株型和籽粒大小是水稻产量和稻米品质的重要决定因素。20世纪60年代,墨西哥的小麦,我国和菲律宾的水稻由于降低了株高而提高了产量,增强了抗倒伏性,被称为“绿色革命”(Monna L.DNAResearch,2002,9(1):11-17;Spielmeyer,W.Proc Natl Acad SciU S A,2002,99(13):9043-9048)。研究表明,在这一过程中,产量的提高主要是围绕着以利用矮秆基因为基础,通过株型改良而进行的。水稻中应用的矮秆基因为sd1,编码一个GA20氧化酶,参与了赤霉素的合成。现在水稻生产和育种中利用的矮秆基因仍主要是sd1,同一矮秆基因的过度利用潜伏着由遗传单一带来的风险,而且水稻高产育种的趋势是“矮中求高”,即适当地提高株高,以增加生物学产量来提供稻谷的产量(袁隆平.杂交水稻,1996,2:1-3)。另一方面,在增加水稻物质生产能力的同时,还要提高水稻的“库容量”,即增加水稻单位面积穗数、每穗粒数和粒重。其中,粒重是产量构成因子的三要素之一,和籽粒长、籽粒宽和籽粒厚呈正相关,粒重有时也以粒长、宽和厚的综合指标衡量(钱前.科学出版社:水稻基因设计育种,2007,87)。因此,研究水稻株高与籽粒大小的调控机制不仅具有理论上的意义,同时也具有重要的现实意义。通过调控水稻株高高矮和籽粒的大小,可以增加水稻的产量,进而保障我国的粮食安全。
发明内容
本发明的目的之一是提供一种植物株高和籽粒大小相关的OsTAL基因,该基因编码的蛋白质。
本发明的另一个目的是提供一种培育株高和籽粒大小改良的转基因植物的方法。
实现本发明目的的技术解决方案是:
本发明提供了一种植物株高和籽粒大小相关的OsTAL基因,其核苷酸序列如SEQID No:1所示。
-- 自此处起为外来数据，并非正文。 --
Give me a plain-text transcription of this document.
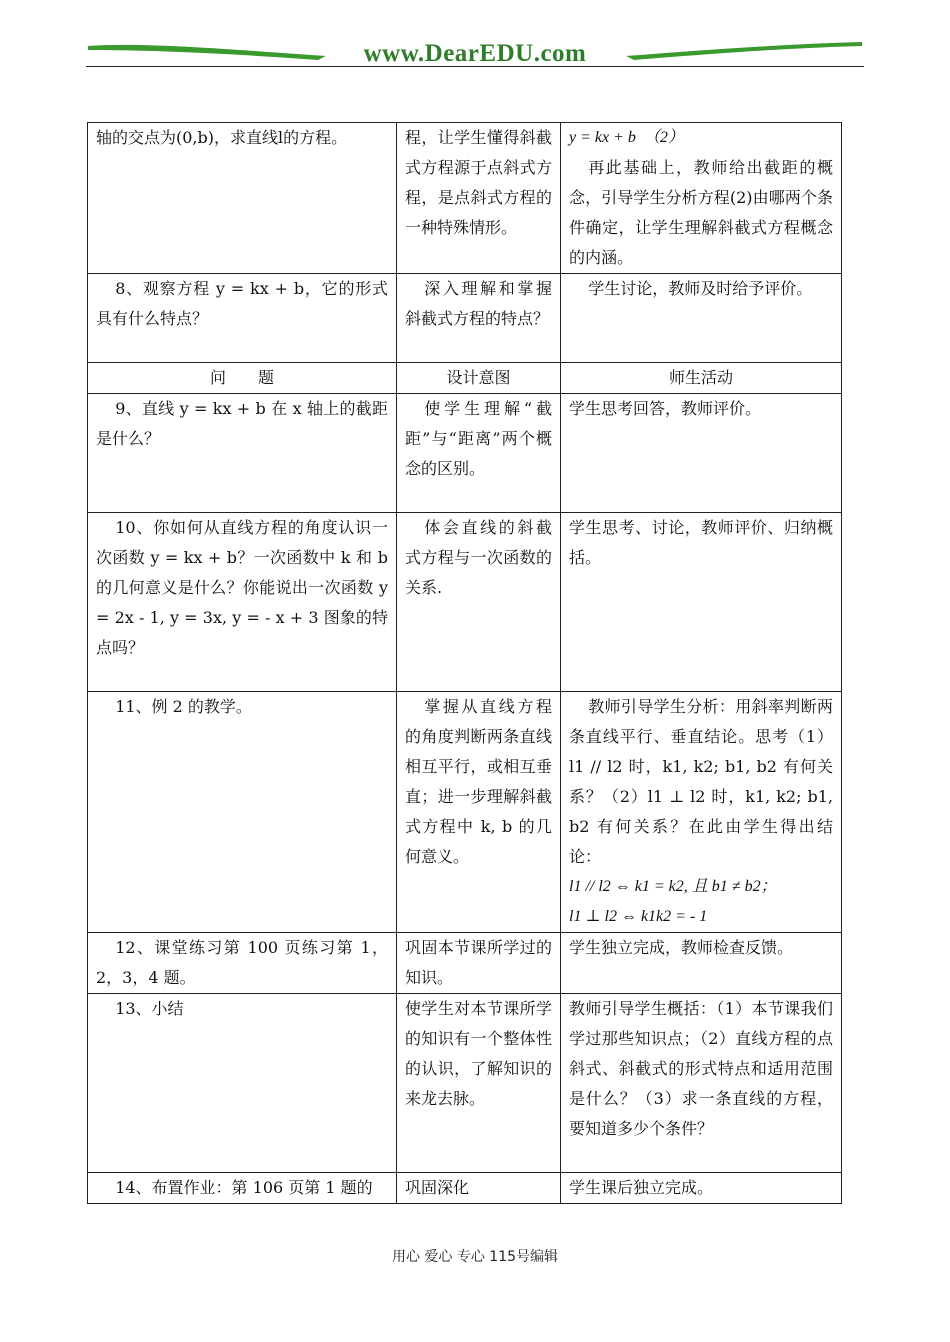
www.DearEDU.com
轴的交点为(0,b)，求直线l的方程。	程，让学生懂得斜截式方程源于点斜式方程，是点斜式方程的一种特殊情形。	y = kx + b　（2）
再此基础上，教师给出截距的概念，引导学生分析方程(2)由哪两个条件确定，让学生理解斜截式方程概念的内涵。

8、观察方程 y = kx + b，它的形式具有什么特点？	深入理解和掌握斜截式方程的特点？	学生讨论，教师及时给予评价。
问　　题	设计意图	师生活动
9、直线 y = kx + b 在 x 轴上的截距是什么？	使学生理解“截距”与“距离”两个概念的区别。	学生思考回答，教师评价。
10、你如何从直线方程的角度认识一次函数 y = kx + b？一次函数中 k 和 b 的几何意义是什么？你能说出一次函数 y = 2x - 1, y = 3x, y = - x + 3 图象的特点吗？	体会直线的斜截式方程与一次函数的关系.	学生思考、讨论，教师评价、归纳概括。
11、例 2 的教学。	掌握从直线方程的角度判断两条直线相互平行，或相互垂直；进一步理解斜截式方程中 k, b 的几何意义。	教师引导学生分析：用斜率判断两条直线平行、垂直结论。思考（1）l1 // l2 时，k1, k2; b1, b2 有何关系？（2）l1 ⊥ l2 时，k1, k2; b1, b2 有何关系？在此由学生得出结论：
l1 // l2 ⇔ k1 = k2, 且 b1 ≠ b2；
l1 ⊥ l2 ⇔ k1k2 = - 1

12、课堂练习第 100 页练习第 1，2，3，4 题。	巩固本节课所学过的知识。	学生独立完成，教师检查反馈。
13、小结	使学生对本节课所学的知识有一个整体性的认识，了解知识的来龙去脉。	教师引导学生概括：（1）本节课我们学过那些知识点；（2）直线方程的点斜式、斜截式的形式特点和适用范围是什么？（3）求一条直线的方程，要知道多少个条件？
14、布置作业：第 106 页第 1 题的	巩固深化	学生课后独立完成。
用心 爱心 专心 115号编辑
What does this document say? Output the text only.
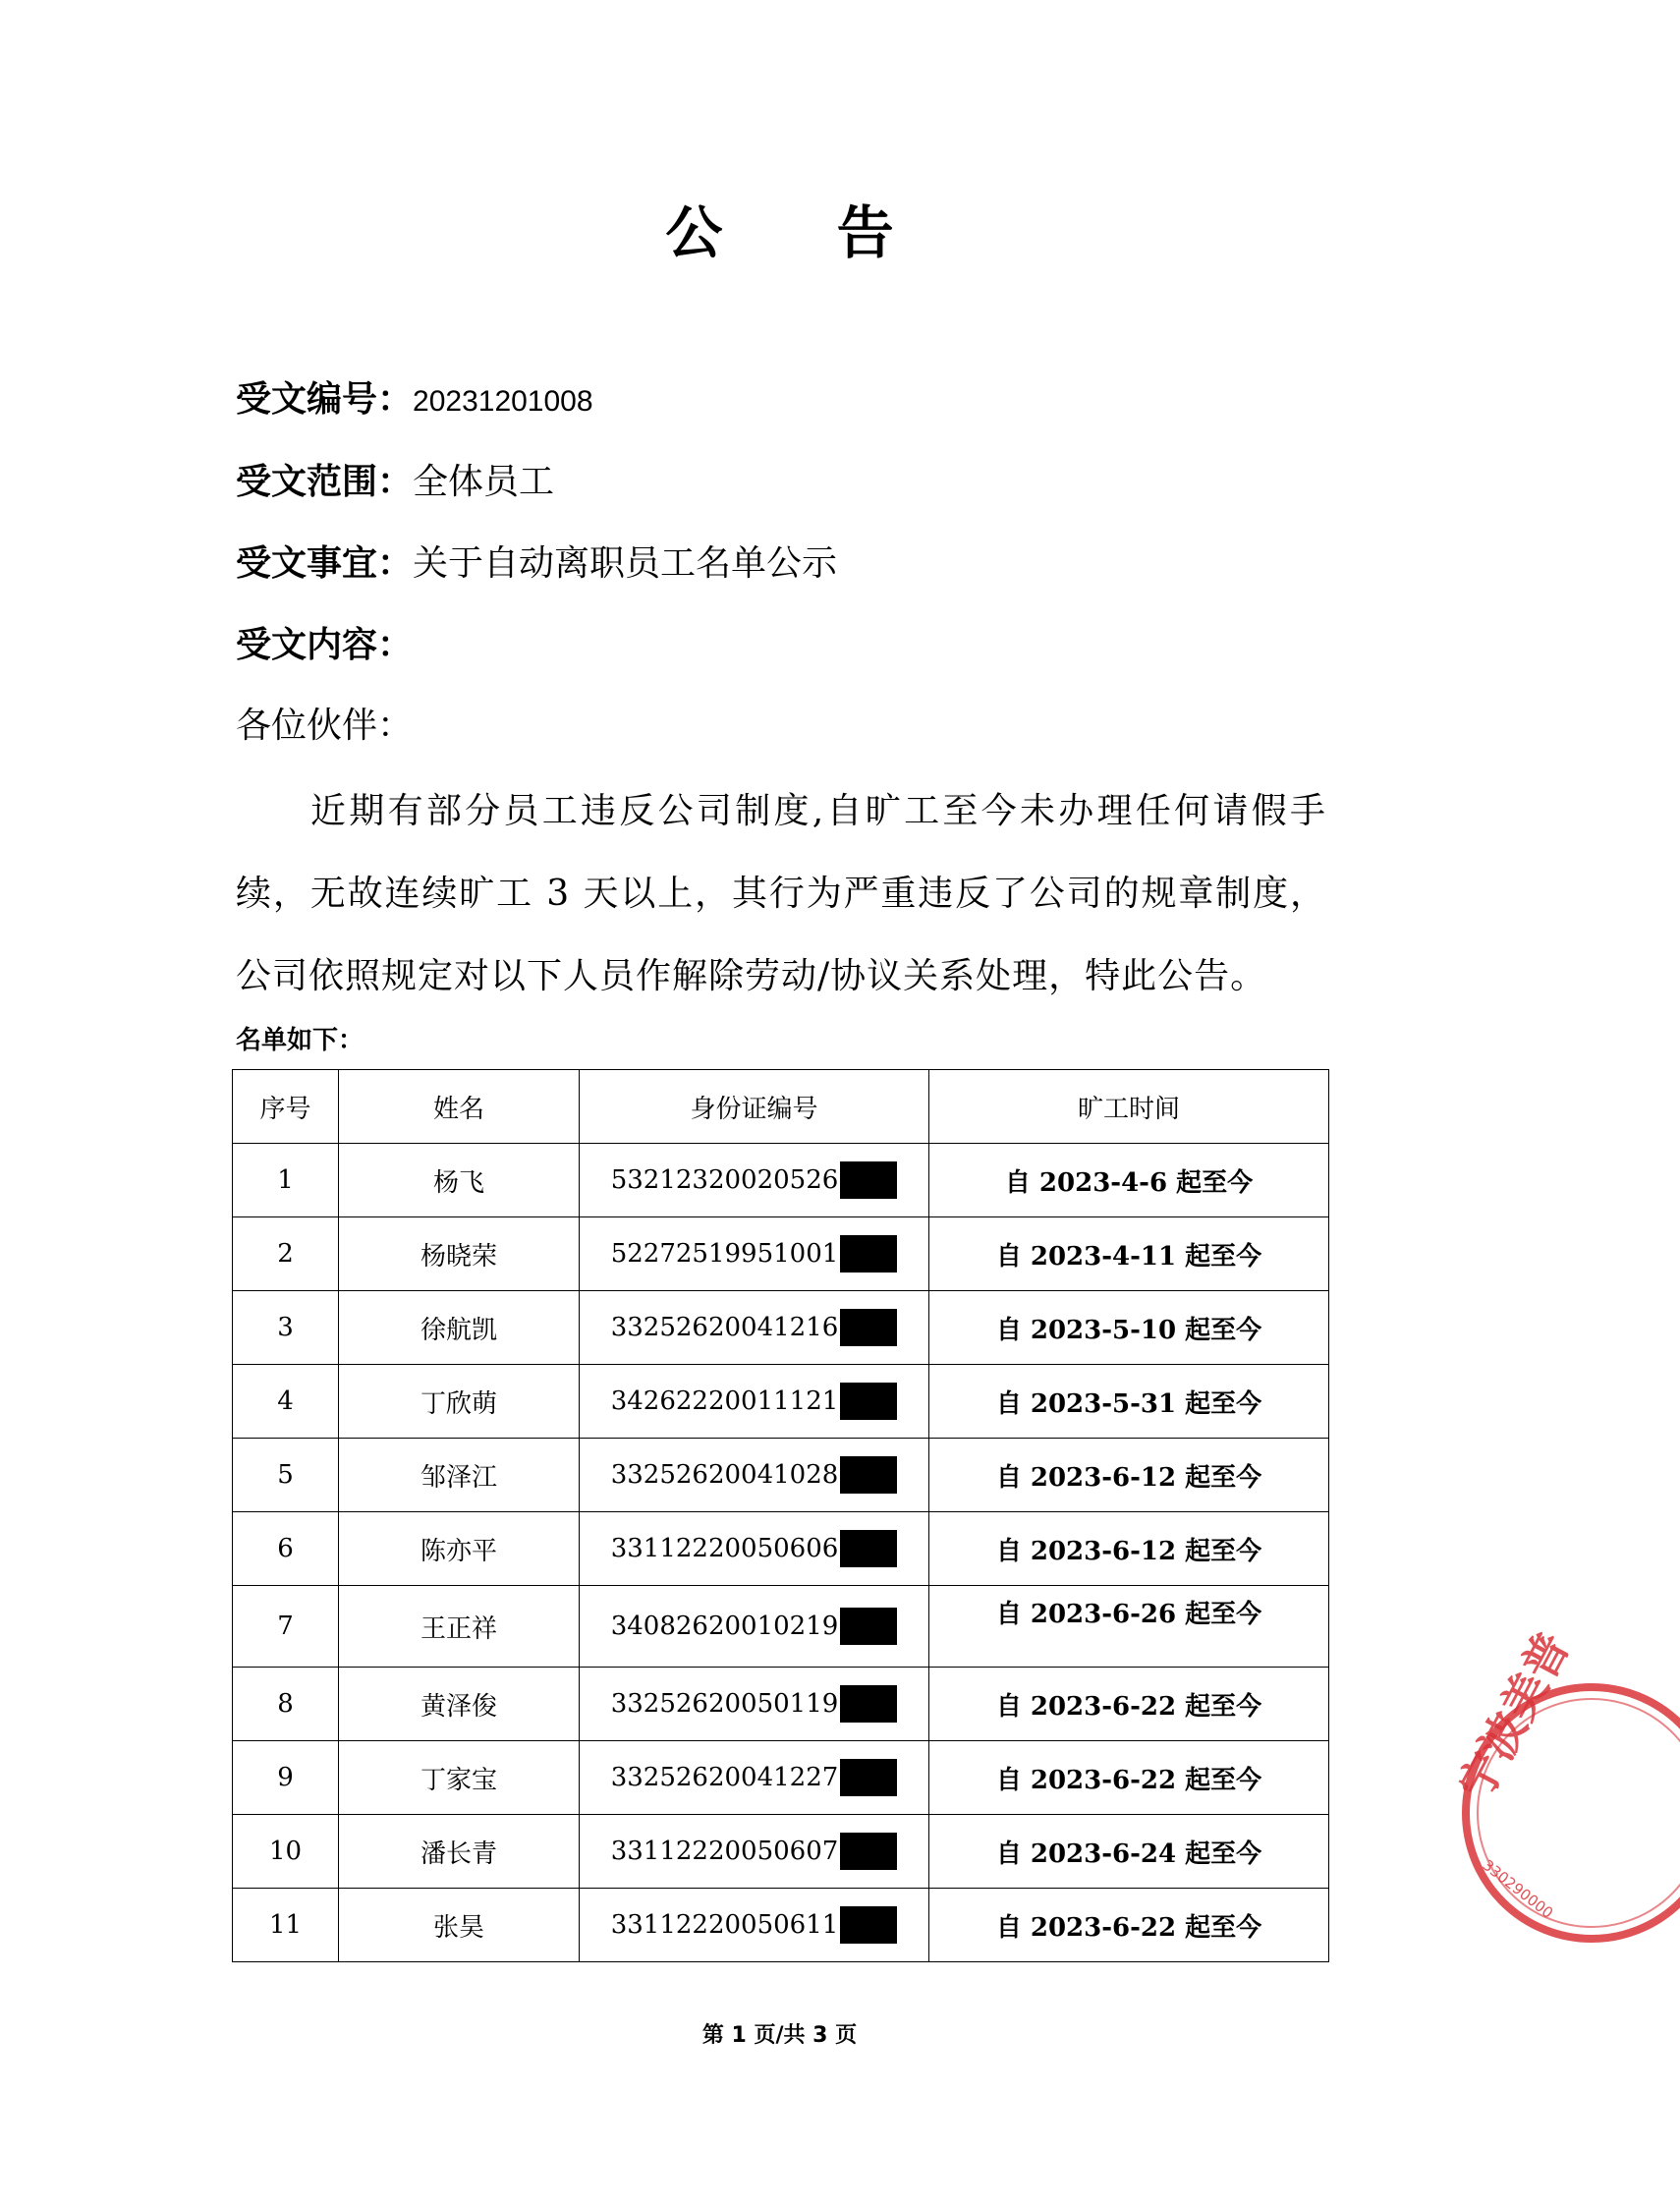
公 告
受文编号：20231201008
受文范围：全体员工
受文事宜：关于自动离职员工名单公示
受文内容：
各位伙伴：
近期有部分员工违反公司制度,自旷工至今未办理任何请假手续，无故连续旷工 3 天以上，其行为严重违反了公司的规章制度，公司依照规定对以下人员作解除劳动/协议关系处理，特此公告。
名单如下：
序号	姓名	身份证编号	旷工时间
1	杨飞	53212320020526	自 2023-4-6 起至今
2	杨晓荣	52272519951001	自 2023-4-11 起至今
3	徐航凯	33252620041216	自 2023-5-10 起至今
4	丁欣萌	34262220011121	自 2023-5-31 起至今
5	邹泽江	33252620041028	自 2023-6-12 起至今
6	陈亦平	33112220050606	自 2023-6-12 起至今
7	王正祥	34082620010219	自 2023-6-26 起至今
8	黄泽俊	33252620050119	自 2023-6-22 起至今
9	丁家宝	33252620041227	自 2023-6-22 起至今
10	潘长青	33112220050607	自 2023-6-24 起至今
11	张昊	33112220050611	自 2023-6-22 起至今
第 1 页/共 3 页
宁波美普
330290000
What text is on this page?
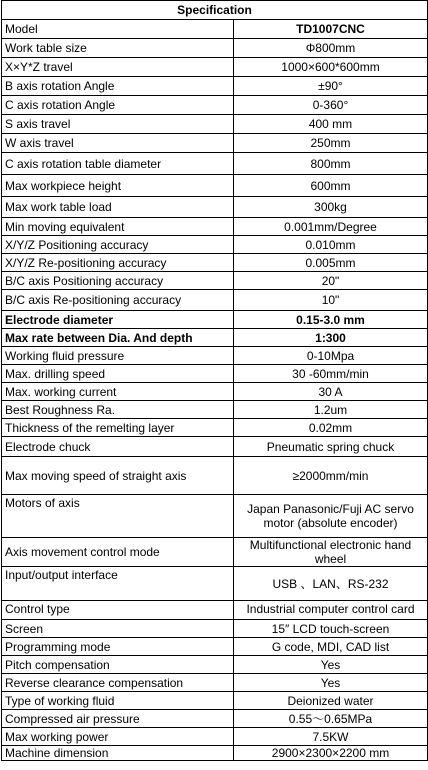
Specification	
Model	TD1007CNC
Work table size	Φ800mm
X×Y*Z travel	1000×600*600mm
B axis rotation Angle	±90°
C axis rotation Angle	0-360°
S axis travel	400 mm
W axis travel	250mm
C axis rotation table diameter	800mm
Max workpiece height	600mm
Max work table load	300kg
Min moving equivalent	0.001mm/Degree
X/Y/Z Positioning accuracy	0.010mm
X/Y/Z Re-positioning accuracy	0.005mm
B/C axis Positioning accuracy	20"
B/C axis Re-positioning accuracy	10"
Electrode diameter	0.15-3.0 mm
Max rate between Dia. And depth	1:300
Working fluid pressure	0-10Mpa
Max. drilling speed	30 -60mm/min
Max. working current	30 A
Best Roughness Ra.	1.2um
Thickness of the remelting layer	0.02mm
Electrode chuck	Pneumatic spring chuck
Max moving speed of straight axis	≥2000mm/min
Motors of axis	Japan Panasonic/Fuji AC servo motor (absolute encoder)
Axis movement control mode	Multifunctional electronic hand wheel
Input/output interface	USB 、LAN、RS-232
Control type	Industrial computer control card
Screen	15″ LCD touch-screen
Programming mode	G code, MDI, CAD list
Pitch compensation	Yes
Reverse clearance compensation	Yes
Type of working fluid	Deionized water
Compressed air pressure	0.55～0.65MPa
Max working power	7.5KW
Machine dimension	2900×2300×2200 mm
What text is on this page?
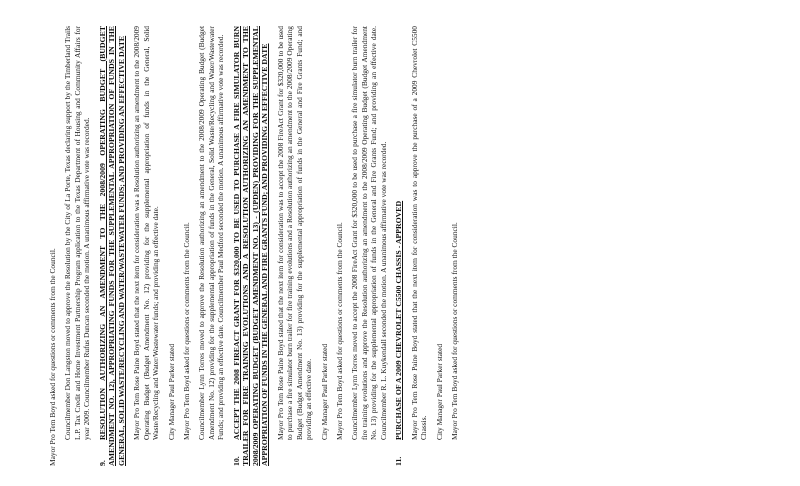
Mayor Pro Tem Boyd asked for questions or comments from the Council. Councilmember Don Langston moved to approve the Resolution by the City of La Porte, Texas declaring support by the Timberland Trails L.P. Tax Credit and Home Investment Partnership Program application to the Texas Department of Housing and Community Affairs for year 2009. Councilmember Rufus Duncan seconded the motion. A unanimous affirmative vote was recorded.

9.RESOLUTION AUTHORIZING AN AMENDMENT TO THE 2008/2009 OPERATING BUDGET (BUDGET AMENDMENT NO. 12), APPROPRIATING FUNDS FOR THE SUPPLEMENTAL APPROPRIATION OF FUNDS IN THE GENERAL, SOLID WASTE/RECYCLING AND WATER/WASTEWATER FUNDS; AND PROVIDING AN EFFECTIVE DATE Mayor Pro Tem Rose Paine Boyd stated that the next item for consideration was a Resolution authorizing an amendment to the 2008/2009 Operating Budget (Budget Amendment No. 12) providing for the supplemental appropriation of funds in the General, Solid Waste/Recycling and Water/Wastewater funds; and providing an effective date. City Manager Paul Parker stated Mayor Pro Tem Boyd asked for questions or comments from the Council. Councilmember Lynn Torres moved to approve the Resolution authorizing an amendment to the 2008/2009 Operating Budget (Budget Amendment No. 12) providing for the supplemental appropriation of funds in the General, Solid Waste/Recycling and Water/Wastewater Funds; and providing an effective date. Councilmember Paul Medford seconded the motion. A unanimous affirmative vote was recorded.

10.ACCEPT THE 2008 FIREACT GRANT FOR $320,000 TO BE USED TO PURCHASE A FIRE SIMULATOR BURN TRAILER FOR FIRE TRAINING EVOLUTIONS AND A RESOLUTION AUTHORIZING AN AMENDMENT TO THE 2008/2009 OPERATING BUDGET (BUDGET AMENDMENT NO. 13) - (UPDEN) PROVIDING FOR THE SUPPLEMENTAL APPROPRIATION OF FUNDS IN THE GENERAL AND FIRE GRANTS FUND; AND PROVIDING AN EFFECTIVE DATE Mayor Pro Tem Rose Paine Boyd stated that the next item for consideration was to accept the 2008 FireAct Grant for $320,000 to be used to purchase a fire simulator burn trailer for fire training evolutions and a Resolution authorizing an amendment to the 2008/2009 Operating Budget (Budget Amendment No. 13) providing for the supplemental appropriation of funds in the General and Fire Grants Fund; and providing an effective date. City Manager Paul Parker stated Mayor Pro Tem Boyd asked for questions or comments from the Council. Councilmember Lynn Torres moved to accept the 2008 FireAct Grant for $320,000 to be used to purchase a fire simulator burn trailer for fire training evolutions and approve the Resolution authorizing an amendment to the 2008/2009 Operating Budget (Budget Amendment No. 13) providing for the supplemental appropriation of funds in the General and Fire Grants Fund; and providing an effective date. Councilmember R. L. Kuykendall seconded the motion. A unanimous affirmative vote was recorded.

11.PURCHASE OF A 2009 CHEVROLET C5500 CHASSIS - APPROVED Mayor Pro Tem Rose Paine Boyd stated that the next item for consideration was to approve the purchase of a 2009 Chevrolet C5500 Chassis. City Manager Paul Parker stated Mayor Pro Tem Boyd asked for questions or comments from the Council.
本发明还提供了所述OsTAL基因编码的蛋白质,其氨基酸序列如SEQ ID No:2所示。该蛋白质,名称为OsTAL,来源于水稻武运粳8号(Oryza sativa L.cv.Wuyunjing 8,1999年江苏审定,审定编号:苏种审字第314号),是如下(1)或(2)所述的重组蛋白质;
(1)由SEQ ID No:2的氨基酸残基序列组成的蛋白质;
(2)将(1)中的氨基酸残基序列经过一个或几个氨基酸残基的取代和/或缺失和/或添加且与植物株高矮、种子粒型或种子重量相关的由(1)衍生的蛋白质。
上述SEQ ID No:2由432个氨基酸残基组成。
所述一个或几个氨基酸残基的取代和/或缺失和/或添加是指不超过10个氨基酸残基的取代和/或缺失和/或添加。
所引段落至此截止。